There will be countries who see a benefit in misuses of the Internet, but there won't be much effect if their efforts are filtered, passivated or blackholed out of existence. Futile attacks are not rewarding to the attacker. Time, effort and money expended for no result can only be sustained by fanatics. They can be locked out.
Countries denied access to large segments of the Internet will find it difficult to be competitive and maintain their economy. Ultimately, the economic effects of limited access will force compliance without any other action on our part, except perhaps to point out this fact.
This is something that will need to be part of the design process. Clearly we can't let the proposed tools be hijacked by the people we are trying to control. This should not be a big problem if it is addressed from the start.
Already in standard use are a number of good encryption tools and secure protocols. The critical links are the firewall to ISP and ISP to ISP authentication and authorization. Only those firewalls with validated software and known operators can be enabled to set the ISP alarms off.
This will include operating from a fixed IP address, key operational personnel known to the ISP, specific secure protocols and unique keys assigned and changed on a regular basis. None of this is rocket science, but it does require some careful analysis and good procedures to be put in place.
The potential for misuse of this security is small. It would be possible for the government to use the back trace capability to track anonymous users and others, but they already have much that is needed to do this. It might be easier, but because there will be specific protocols and records, harder to hide. The net tradeoff is unclear.

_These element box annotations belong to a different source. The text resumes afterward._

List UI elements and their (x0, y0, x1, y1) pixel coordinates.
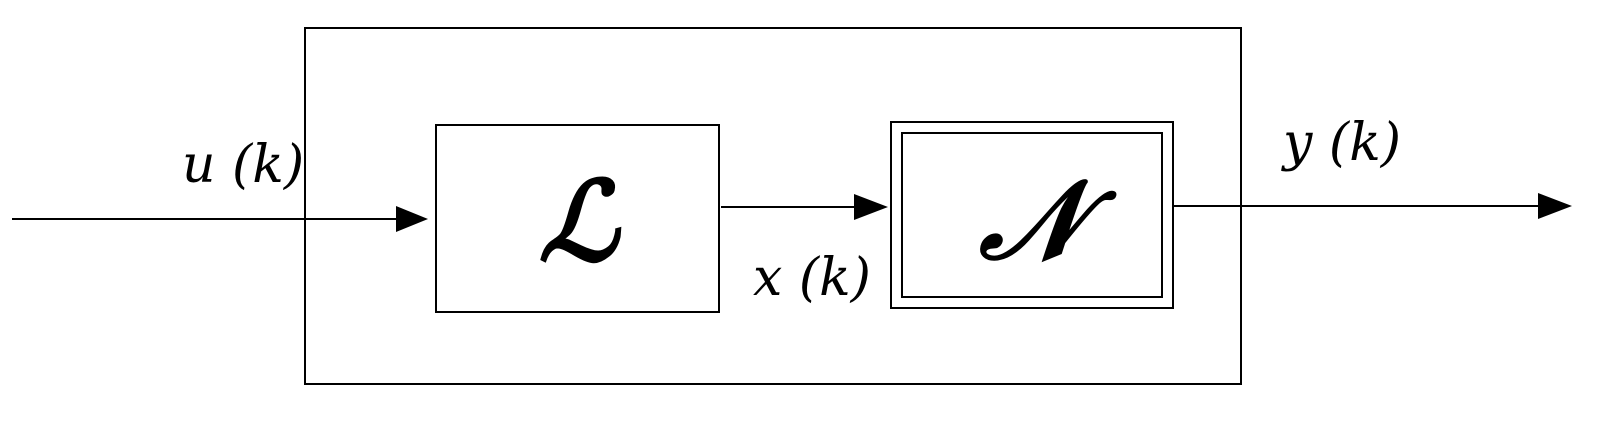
nonlinear-block-inner-border (901, 132, 1163, 298)
output-arrowhead (1538, 193, 1572, 219)
nonlinear-block-outer-border (890, 121, 1174, 309)
intermediate-arrowhead (854, 194, 888, 220)
output-signal-label: y (k) (1281, 113, 1401, 173)
input-arrowhead (396, 206, 428, 232)
nonlinear-block-symbol: 𝒩 (978, 155, 1117, 284)
input-signal-label: u (k) (182, 135, 304, 195)
linear-block-symbol: ℒ (538, 157, 621, 286)
intermediate-signal-label: x (k) (753, 248, 871, 308)
linear-block (435, 124, 720, 313)
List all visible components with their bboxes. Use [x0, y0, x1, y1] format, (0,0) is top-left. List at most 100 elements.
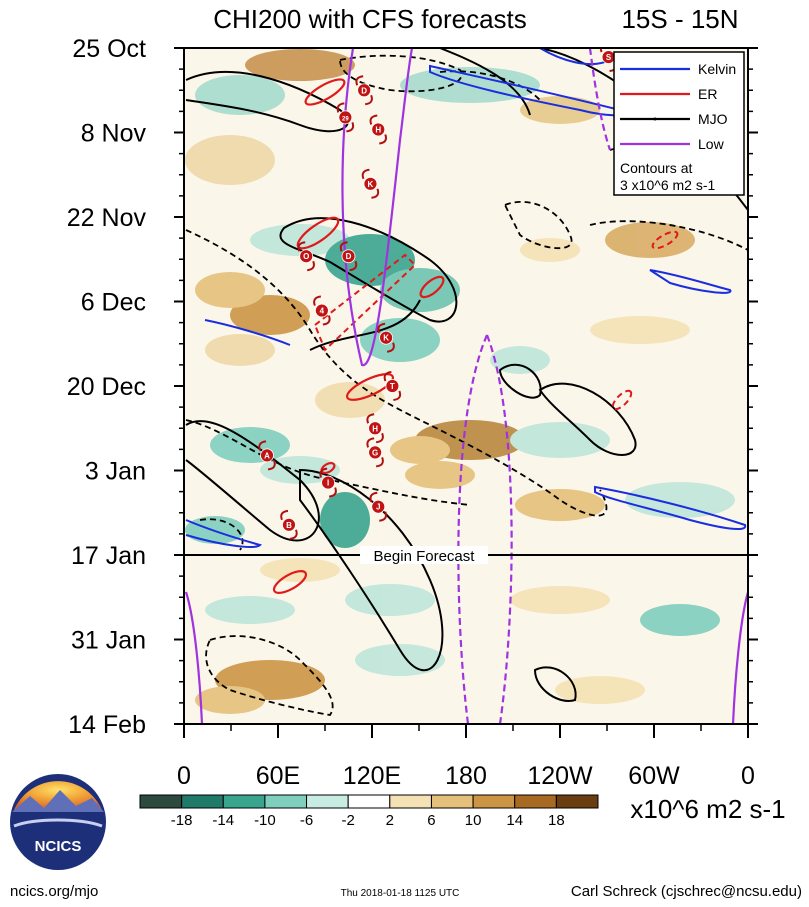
- storm-spiral-icon: [369, 491, 388, 522]
- storm-marker: A: [258, 440, 276, 471]
- storm-marker: I: [319, 467, 337, 498]
- er-contour: [304, 78, 346, 106]
- storm-marker-circle: [357, 83, 372, 98]
- storm-marker-circle: [314, 303, 329, 318]
- er-negative-contour: [651, 230, 679, 250]
- low-contour: [341, 48, 414, 367]
- anomaly-patch: [510, 586, 610, 614]
- storm-marker-circle: [368, 421, 383, 436]
- y-tick-label: 6 Dec: [81, 289, 146, 317]
- y-tick-label: 8 Nov: [81, 120, 147, 148]
- legend-label: MJO: [698, 111, 728, 127]
- colorbar-units: x10^6 m2 s-1: [630, 794, 785, 824]
- storm-marker-label: 29: [342, 116, 349, 122]
- mjo-positive-contour: [533, 666, 577, 702]
- anomaly-patch: [195, 686, 265, 714]
- kelvin-contour: [594, 485, 747, 531]
- chart-title: CHI200 with CFS forecasts: [213, 4, 527, 34]
- er-negative-contour: [611, 389, 633, 411]
- ncics-logo: NCICS: [10, 774, 106, 870]
- legend: Kelvin ER MJO Low Contours at 3 x10^6 m2 s-…: [613, 51, 745, 196]
- x-tick-label: 60E: [256, 762, 300, 790]
- storm-marker-circle: [321, 475, 336, 490]
- legend-box: [613, 51, 745, 196]
- colorbar-swatch: [264, 794, 308, 809]
- colorbar-tick-label: -14: [212, 812, 234, 829]
- low-contour: [588, 48, 612, 151]
- anomaly-patch: [230, 295, 310, 335]
- anomaly-patch: [590, 316, 690, 344]
- colorbar-swatch: [306, 794, 349, 809]
- anomaly-patch: [625, 482, 735, 518]
- y-tick-label: 25 Oct: [72, 35, 146, 63]
- anomaly-patch: [245, 49, 355, 81]
- storm-marker-circle: [341, 249, 356, 264]
- storm-marker-circle: [260, 448, 274, 463]
- storm-spiral-icon: [336, 102, 355, 133]
- storm-marker-circle: [282, 517, 296, 532]
- region-label: 15S - 15N: [621, 4, 738, 34]
- er-negative-contours: [313, 230, 679, 411]
- colorbar-tick-label: 10: [465, 812, 482, 829]
- colorbar-swatch: [514, 794, 557, 809]
- x-tick-label: 180: [445, 762, 487, 790]
- storm-spiral-icon: [280, 509, 298, 540]
- anomaly-patch: [555, 676, 645, 704]
- storm-marker-circle: [379, 330, 394, 345]
- storm-marker-label: G: [372, 448, 378, 457]
- storm-marker-label: D: [361, 86, 367, 95]
- anomaly-patch: [360, 318, 440, 362]
- mjo-positive-contour: [498, 363, 542, 399]
- low-contours: [184, 48, 748, 724]
- storm-marker: H: [366, 413, 384, 444]
- storm-spiral-icon: [258, 440, 276, 471]
- storm-marker: T: [383, 371, 402, 401]
- storm-marker-circle: [299, 249, 314, 264]
- colorbar-tick-label: -2: [342, 812, 355, 829]
- storm-spiral-icon: [339, 241, 358, 272]
- storm-marker: D: [355, 75, 373, 106]
- storm-marker-circle: [363, 176, 378, 191]
- storm-marker: B: [280, 509, 298, 540]
- forecast-label: Begin Forecast: [374, 548, 476, 565]
- y-tick-label: 20 Dec: [67, 373, 146, 401]
- storm-marker-label: J: [376, 503, 380, 512]
- storm-marker-label: B: [286, 521, 292, 530]
- kelvin-contours: [185, 48, 747, 548]
- mjo-positive-contour: [309, 48, 531, 351]
- storm-spiral-icon: [377, 322, 395, 353]
- storm-marker-circle: [371, 122, 386, 137]
- low-contour: [184, 591, 204, 724]
- colorbar-tick-label: 14: [506, 812, 523, 829]
- storm-spiral-icon: [366, 437, 384, 468]
- storm-spiral-icon: [355, 75, 373, 106]
- storm-marker: K: [377, 322, 395, 353]
- legend-label: Kelvin: [698, 61, 736, 77]
- y-tick-label: 17 Jan: [71, 542, 146, 570]
- low-contour: [731, 591, 748, 724]
- colorbar-tick-label: -10: [254, 812, 276, 829]
- anomaly-patch: [515, 489, 605, 521]
- colorbar-tick-label: 2: [386, 812, 394, 829]
- er-contour: [419, 275, 445, 299]
- anomaly-patch: [185, 135, 275, 185]
- storm-marker: 4: [313, 295, 331, 326]
- x-tick-label: 60W: [628, 762, 680, 790]
- legend-swatch-dot: [653, 117, 657, 121]
- colorbar-swatch: [472, 794, 516, 809]
- mjo-positive-contour: [538, 382, 637, 456]
- x-tick-label: 0: [177, 762, 191, 790]
- anomaly-patch: [520, 96, 600, 124]
- colorbar: -18 -14 -10 -6 -2 2 6 10 14 18: [139, 794, 599, 829]
- storm-marker: G: [366, 437, 384, 468]
- footer-url: ncics.org/mjo: [10, 883, 98, 900]
- storm-marker-label: T: [390, 382, 395, 391]
- storm-marker-circle: [338, 110, 353, 125]
- legend-note-line2: 3 x10^6 m2 s-1: [620, 177, 715, 193]
- y-axis: 25 Oct 8 Nov 22 Nov 6 Dec 20 Dec 3 Jan 17 Jan 3…: [67, 35, 758, 739]
- er-contours: [272, 78, 445, 594]
- mjo-negative-contour: [205, 635, 334, 716]
- colorbar-swatch: [181, 794, 224, 809]
- mjo-positive-contour: [185, 420, 320, 542]
- storm-marker-label: H: [372, 424, 378, 433]
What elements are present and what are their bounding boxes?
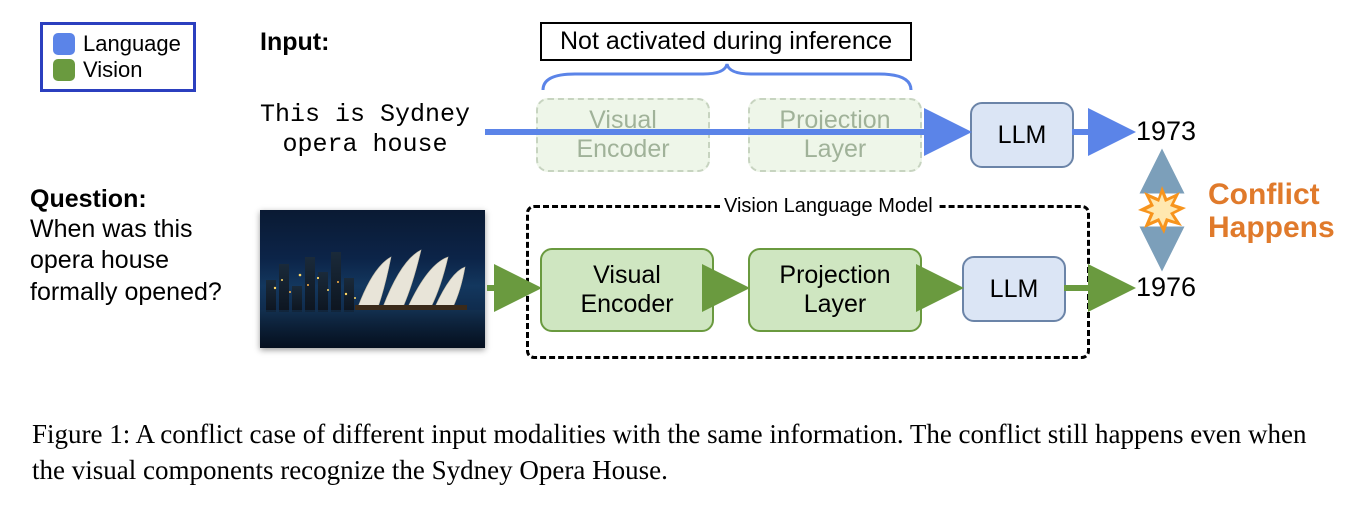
caption-prefix: Figure 1: <box>32 419 136 449</box>
figure-caption: Figure 1: A conflict case of different i… <box>32 416 1332 489</box>
output-vision: 1976 <box>1136 272 1196 303</box>
conflict-label: Conflict Happens <box>1208 178 1335 244</box>
collision-icon <box>1136 184 1188 236</box>
conflict-line1: Conflict <box>1208 178 1320 211</box>
caption-text: A conflict case of different input modal… <box>32 419 1306 485</box>
output-language: 1973 <box>1136 116 1196 147</box>
conflict-line2: Happens <box>1208 211 1335 244</box>
figure-canvas: Language Vision Question: When was this … <box>0 0 1360 510</box>
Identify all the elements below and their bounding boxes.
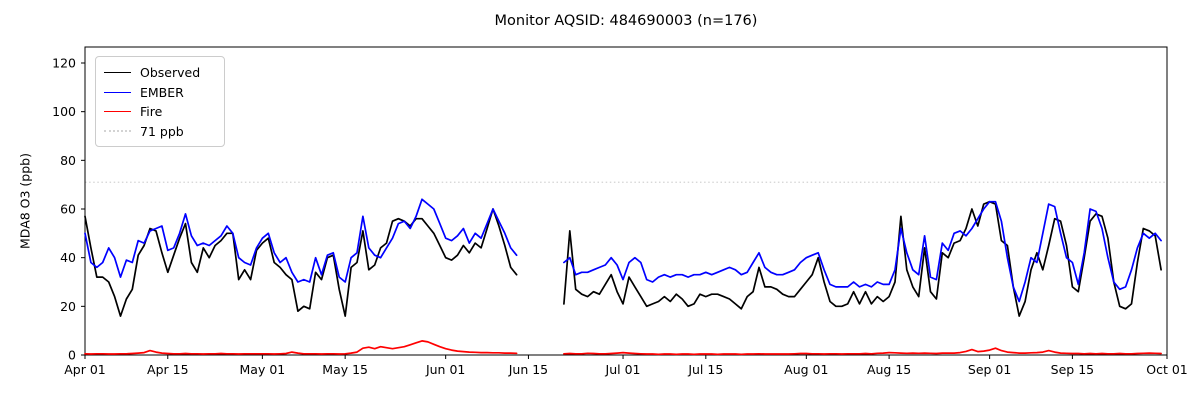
x-tick-label: Aug 15 xyxy=(867,362,911,377)
legend-label-threshold: 71 ppb xyxy=(140,123,184,139)
x-tick-label: Aug 01 xyxy=(784,362,828,377)
legend-label-observed: Observed xyxy=(140,65,201,81)
x-tick-label: Jun 15 xyxy=(508,362,548,377)
threshold-line-swatch xyxy=(104,130,131,133)
x-tick-label: May 15 xyxy=(322,362,368,377)
plot-frame xyxy=(84,46,1168,356)
legend-item-threshold: 71 ppb xyxy=(104,122,216,142)
y-tick-label: 100 xyxy=(52,104,76,119)
y-tick-label: 60 xyxy=(60,202,76,217)
fire-line xyxy=(84,340,1162,356)
y-tick-label: 120 xyxy=(52,56,76,71)
x-tick-label: Jul 15 xyxy=(687,362,723,377)
x-tick-label: Jun 01 xyxy=(425,362,465,377)
x-tick-label: Oct 01 xyxy=(1146,362,1188,377)
legend-item-fire: Fire xyxy=(104,102,216,122)
legend-item-observed: Observed xyxy=(104,63,216,83)
ember-line xyxy=(84,198,1162,303)
ember-line-swatch xyxy=(104,91,131,93)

Neither is firefighting. That doesn't prevent us from trying our best to prevent fires through safety measures, limit their outbreak by early detection and sprinklers, and rally forces for those larger conflagrations. Nor should it prevent us from putting these ideas into practice as soon as possible.
Some of these ideas can be implemented in a week or two. The idea of turning all executable attachments off is a trivial addition to current email scanners. The passivation of HTML mail is already a standard function of the KDE mail agent KMail. It displays HTML as text and adds a warning message plus a key to turn the HTML on.
It doesn't do the other stripping I defined, but that could be added. In place of expecting users to be more careful, making our systems smarter is likely to work better and happen faster.
Those people determined to harass and destroy what they cannot control will take counter actions to defuse the tools, avoid their detection, and deliver payloads past the passivation process. Then we will improve our tools, update our systems and gain control over the new attacks. This cycle will repeat just as the military offense and defense have reacted to each other for millennia.
However, there will be a big difference from the current situation. The good guys are in the position of using muzzle loading rifles against a Gatling gun. Specifically, the creators of worms and viruses are cooperating, using the automation tools of the Internet against it, while the defenders have few tools and little cooperation.
Once the tools gain even a 10% foothold, the tide will start to turn. When we can demonstrate to the sceptical that these things work well enough to weaken the attacks, rapid adoption will follow. This will be pulled by the folks on the front lines - Internet administrators, and pushed by those paying for the damages - the companies.
The troublemakers will find their rewards diminished and the risks substantially increased, and this will deter many of the casual attackers. Reduced attacks from them will make the serious attacks easier to find.
As the leverage passes from the attacker to the defenders, it will accelerate the process of adoption - closing loopholes and prosecuting the attackers, removing them from Internet access. We can and will win this war by building better tools and wide cooperation.
Keep in mind that fires make the news because they are the exception, not the rule.